The Kushanas were a branch of Yuchi tribe, whose original home was central Asia. They first came to Bactria displacing the Sakas. Then they gradually moved to the Kabul valley and seized the Gandhara region. The founder of the Kushana dynasty was Kujula Kadphises or Kadphises I. He occupied the Kabul valley and issued coins in his name. His son Wima Kadphises or Kadphises II conquered the whole of northwestern India as far as Mathura. He issued gold coins with high-sounding titles like the 'Lord of the Whole World'. He was a devotee of Lord Siva.

 

Kanishka (78 - 120 A.D.)

 

Kanishka was the most important ruler of the Kushana dynasty.
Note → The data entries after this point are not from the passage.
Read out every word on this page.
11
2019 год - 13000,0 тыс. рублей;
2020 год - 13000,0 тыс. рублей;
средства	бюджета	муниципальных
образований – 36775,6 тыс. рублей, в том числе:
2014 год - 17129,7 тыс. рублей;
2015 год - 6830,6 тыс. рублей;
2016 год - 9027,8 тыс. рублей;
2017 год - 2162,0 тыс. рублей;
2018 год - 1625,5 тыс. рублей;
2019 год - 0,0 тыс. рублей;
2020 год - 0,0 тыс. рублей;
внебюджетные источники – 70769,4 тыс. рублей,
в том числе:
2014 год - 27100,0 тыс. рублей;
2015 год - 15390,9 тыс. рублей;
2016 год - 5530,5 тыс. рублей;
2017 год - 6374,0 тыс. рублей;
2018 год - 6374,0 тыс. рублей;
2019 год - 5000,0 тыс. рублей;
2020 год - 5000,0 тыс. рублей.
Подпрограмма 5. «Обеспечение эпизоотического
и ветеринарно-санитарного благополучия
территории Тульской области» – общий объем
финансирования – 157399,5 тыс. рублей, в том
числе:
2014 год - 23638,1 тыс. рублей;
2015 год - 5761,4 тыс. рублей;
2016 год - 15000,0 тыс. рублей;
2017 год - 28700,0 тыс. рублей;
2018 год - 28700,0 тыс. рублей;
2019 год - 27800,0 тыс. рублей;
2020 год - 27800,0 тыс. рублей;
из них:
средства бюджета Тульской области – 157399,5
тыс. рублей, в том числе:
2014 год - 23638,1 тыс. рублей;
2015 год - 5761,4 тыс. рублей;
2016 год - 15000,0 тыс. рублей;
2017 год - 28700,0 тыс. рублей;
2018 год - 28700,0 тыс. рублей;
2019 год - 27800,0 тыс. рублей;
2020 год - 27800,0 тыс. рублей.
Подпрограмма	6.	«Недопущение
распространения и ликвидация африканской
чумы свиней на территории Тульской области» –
He was the founder of the Saka era which starts from 78 A.D. He was not only a great conqueror but also a patron of religion and art.


Kanishka's Conquests

 

At the time of his accession his empire included Afghanistan, Gandhara, Sind and Punjab. Subsequently he conquered Magadha and extended his power as far as Pataliputra and Bodh Gaya. According to Kalhana, Kanishka invaded Kashmir and occupied it. His coins are found in many places like Mathura, Sravasti, Kausambi and Benares and therefore, he must have con-quered the greater part of the Gangetic plain.

He also fought against the Chinese and acquired some territories from them. During the first expedition he was defeated by the Chinese general Pancho. He undertook a second expedition in which he was successful and he scored a victory over Panyang, the son of Pancho. Kanishka annexed the territories of Kashgar, Yarkand and Khotan into his empire.

 

The empire of Kanishka was a vast one extending from Gandhara in the west to Benares in the east, and from Kashmir in the north to Malwa in the south. His capital was Purushapura or modern day Peshawar. Mathura was another important city in his empire.